A Major All-Inclusive Brand Is About to Enter the Americas for the First Time — Through a $79M Deal

A Major All-Inclusive Brand Is About to Enter the Americas for the First Time — Through a $79M Deal

Accor is acquiring 17 management agreements from Royal Holiday Group, bringing Rixos Hotels to Mexico with three all-inclusive resorts and a $130 million renovation plan.

Published on Mar 10, 2026 (Updated on Mar 10, 2026)

Accor has struck a $79 million deal to acquire 17 management agreements from Royal Holiday Group, a move that will bring Rixos Hotels to the Americas for the first time. Three of the acquired properties in Mexico will be converted to the Rixos all-inclusive brand, marking a significant expansion for the Turkish-born luxury chain.

The Mexico Play

The deal includes six all-inclusive resorts in Mexico, three of which will become Rixos-branded properties. The remaining properties span several Accor brands across Mexico and the Dominican Republic. A $130 million renovation plan will bring the acquired resorts up to Rixos and Accor standards — a substantial commitment that signals Accor sees the Caribbean and Latin American all-inclusive market as a serious growth frontier.

Why Rixos in the Americas Matters

Rixos has built a strong reputation in Turkey, Egypt, the UAE, and Central Asia with its ultra all-inclusive format, but the brand has never operated in the Western Hemisphere.
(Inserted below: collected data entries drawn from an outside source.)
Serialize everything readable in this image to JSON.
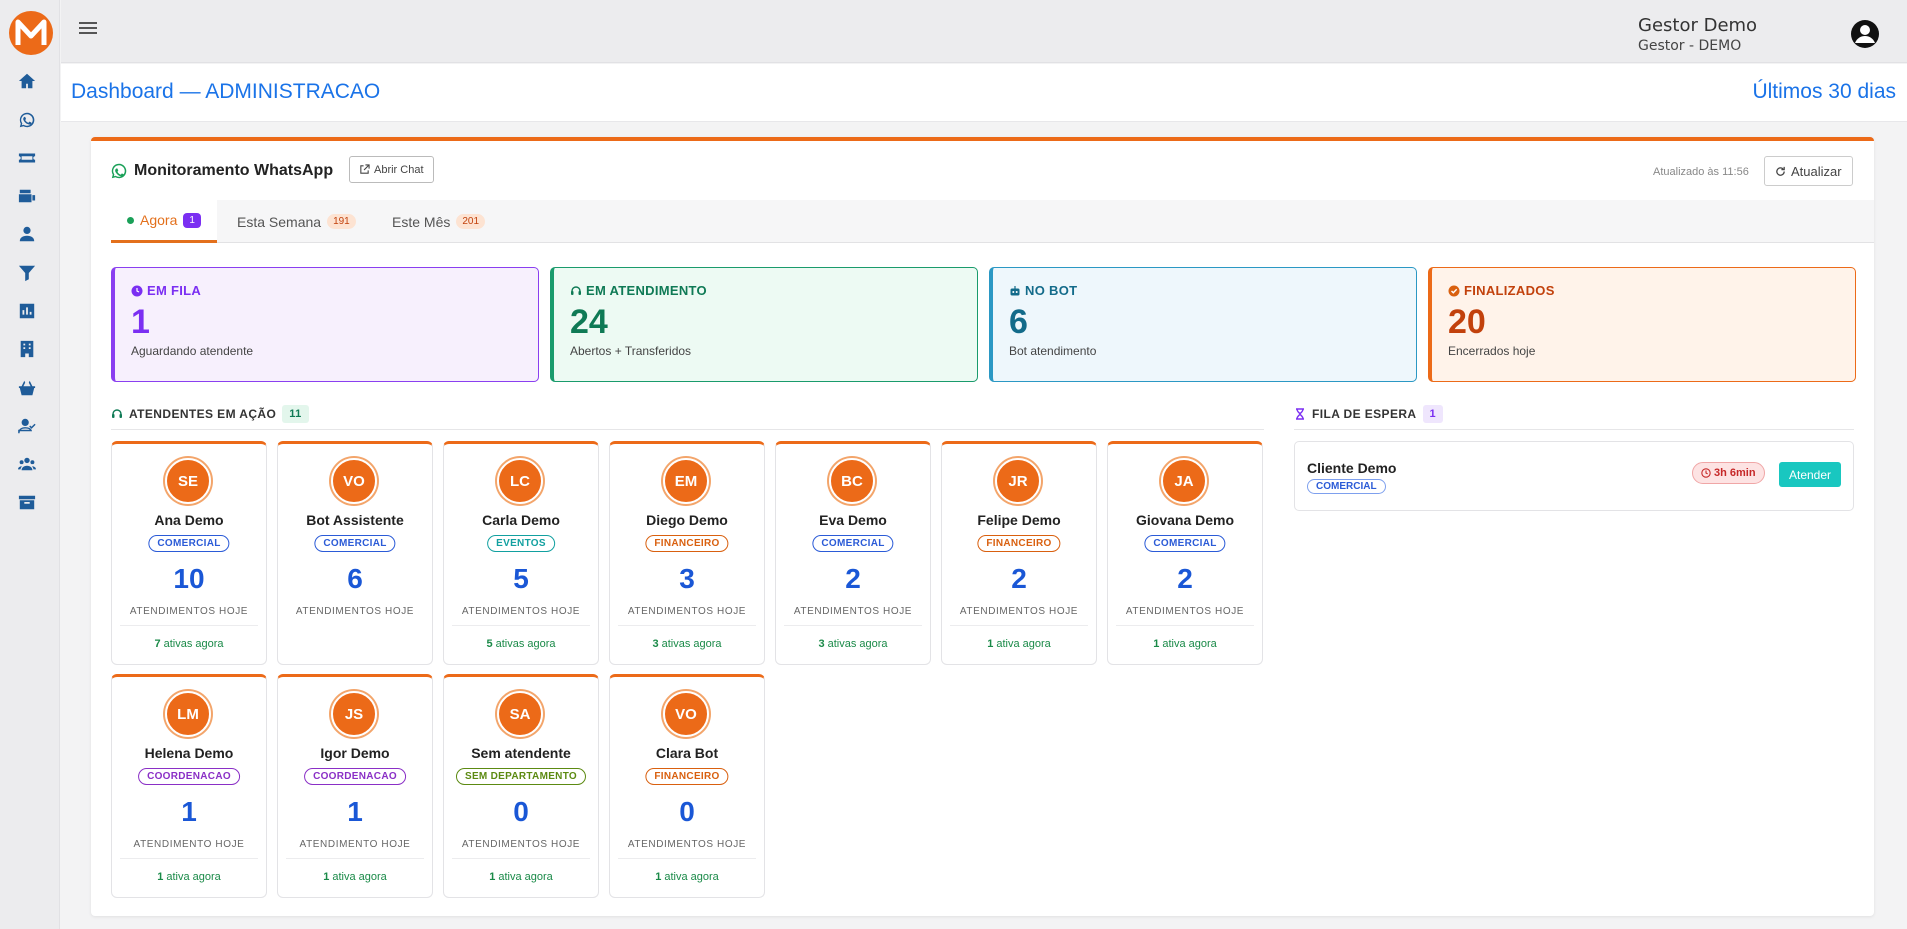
{
  "user": {
    "name": "Gestor Demo",
    "role": "Gestor - DEMO"
  },
  "header": {
    "title": "Dashboard — ADMINISTRACAO",
    "period": "Últimos 30 dias"
  },
  "sidebar": {
    "icons": [
      "home-icon",
      "whatsapp-icon",
      "ticket-icon",
      "mail-inbox-icon",
      "user-icon",
      "filter-icon",
      "chart-icon",
      "building-icon",
      "basket-icon",
      "user-check-icon",
      "users-icon",
      "archive-icon"
    ]
  },
  "monitor": {
    "title": "Monitoramento WhatsApp",
    "open_chat_label": "Abrir Chat",
    "updated_text": "Atualizado às 11:56",
    "refresh_label": "Atualizar",
    "tabs": [
      {
        "label": "Agora",
        "badge": "1"
      },
      {
        "label": "Esta Semana",
        "badge": "191"
      },
      {
        "label": "Este Mês",
        "badge": "201"
      }
    ]
  },
  "stats": [
    {
      "label": "EM FILA",
      "value": "1",
      "sub": "Aguardando atendente",
      "color": "#7b2ff2"
    },
    {
      "label": "EM ATENDIMENTO",
      "value": "24",
      "sub": "Abertos + Transferidos",
      "color": "#0f7a55"
    },
    {
      "label": "NO BOT",
      "value": "6",
      "sub": "Bot atendimento",
      "color": "#136b8a"
    },
    {
      "label": "FINALIZADOS",
      "value": "20",
      "sub": "Encerrados hoje",
      "color": "#c2410c"
    }
  ],
  "agents_section": {
    "title": "ATENDENTES EM AÇÃO",
    "count": "11"
  },
  "agents": [
    {
      "initials": "SE",
      "name": "Ana Demo",
      "dept": "COMERCIAL",
      "count": "10",
      "label": "ATENDIMENTOS HOJE",
      "active_num": "7",
      "active_text": "ativas agora"
    },
    {
      "initials": "VO",
      "name": "Bot Assistente",
      "dept": "COMERCIAL",
      "count": "6",
      "label": "ATENDIMENTOS HOJE",
      "active_num": "",
      "active_text": ""
    },
    {
      "initials": "LC",
      "name": "Carla Demo",
      "dept": "EVENTOS",
      "count": "5",
      "label": "ATENDIMENTOS HOJE",
      "active_num": "5",
      "active_text": "ativas agora"
    },
    {
      "initials": "EM",
      "name": "Diego Demo",
      "dept": "FINANCEIRO",
      "count": "3",
      "label": "ATENDIMENTOS HOJE",
      "active_num": "3",
      "active_text": "ativas agora"
    },
    {
      "initials": "BC",
      "name": "Eva Demo",
      "dept": "COMERCIAL",
      "count": "2",
      "label": "ATENDIMENTOS HOJE",
      "active_num": "3",
      "active_text": "ativas agora"
    },
    {
      "initials": "JR",
      "name": "Felipe Demo",
      "dept": "FINANCEIRO",
      "count": "2",
      "label": "ATENDIMENTOS HOJE",
      "active_num": "1",
      "active_text": "ativa agora"
    },
    {
      "initials": "JA",
      "name": "Giovana Demo",
      "dept": "COMERCIAL",
      "count": "2",
      "label": "ATENDIMENTOS HOJE",
      "active_num": "1",
      "active_text": "ativa agora"
    },
    {
      "initials": "LM",
      "name": "Helena Demo",
      "dept": "COORDENACAO",
      "count": "1",
      "label": "ATENDIMENTO HOJE",
      "active_num": "1",
      "active_text": "ativa agora"
    },
    {
      "initials": "JS",
      "name": "Igor Demo",
      "dept": "COORDENACAO",
      "count": "1",
      "label": "ATENDIMENTO HOJE",
      "active_num": "1",
      "active_text": "ativa agora"
    },
    {
      "initials": "SA",
      "name": "Sem atendente",
      "dept": "SEM DEPARTAMENTO",
      "count": "0",
      "label": "ATENDIMENTOS HOJE",
      "active_num": "1",
      "active_text": "ativa agora"
    },
    {
      "initials": "VO",
      "name": "Clara Bot",
      "dept": "FINANCEIRO",
      "count": "0",
      "label": "ATENDIMENTOS HOJE",
      "active_num": "1",
      "active_text": "ativa agora"
    }
  ],
  "queue_section": {
    "title": "FILA DE ESPERA",
    "count": "1"
  },
  "queue": [
    {
      "name": "Cliente Demo",
      "dept": "COMERCIAL",
      "wait": "3h 6min",
      "action": "Atender"
    }
  ],
  "dept_colors": {
    "COMERCIAL": "#2b5bd7",
    "EVENTOS": "#12a0a0",
    "FINANCEIRO": "#d9600f",
    "COORDENACAO": "#8a2fc6",
    "SEM DEPARTAMENTO": "#5c8a12"
  }
}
Entering through Mexico — the world’s largest all-inclusive market — puts Rixos in direct competition with established players like Hyatt’s Inclusive Collection, Marriott’s all-inclusive pipeline, and independent powerhouses like Palace Resorts and Karisma.

For Accor’s all-inclusive division, this accelerates a strategy that has been slower to materialize compared to rivals. The combination of an established ultra all-inclusive brand with immediate physical inventory in Mexico could give Accor the foothold it needs to compete at scale in the region.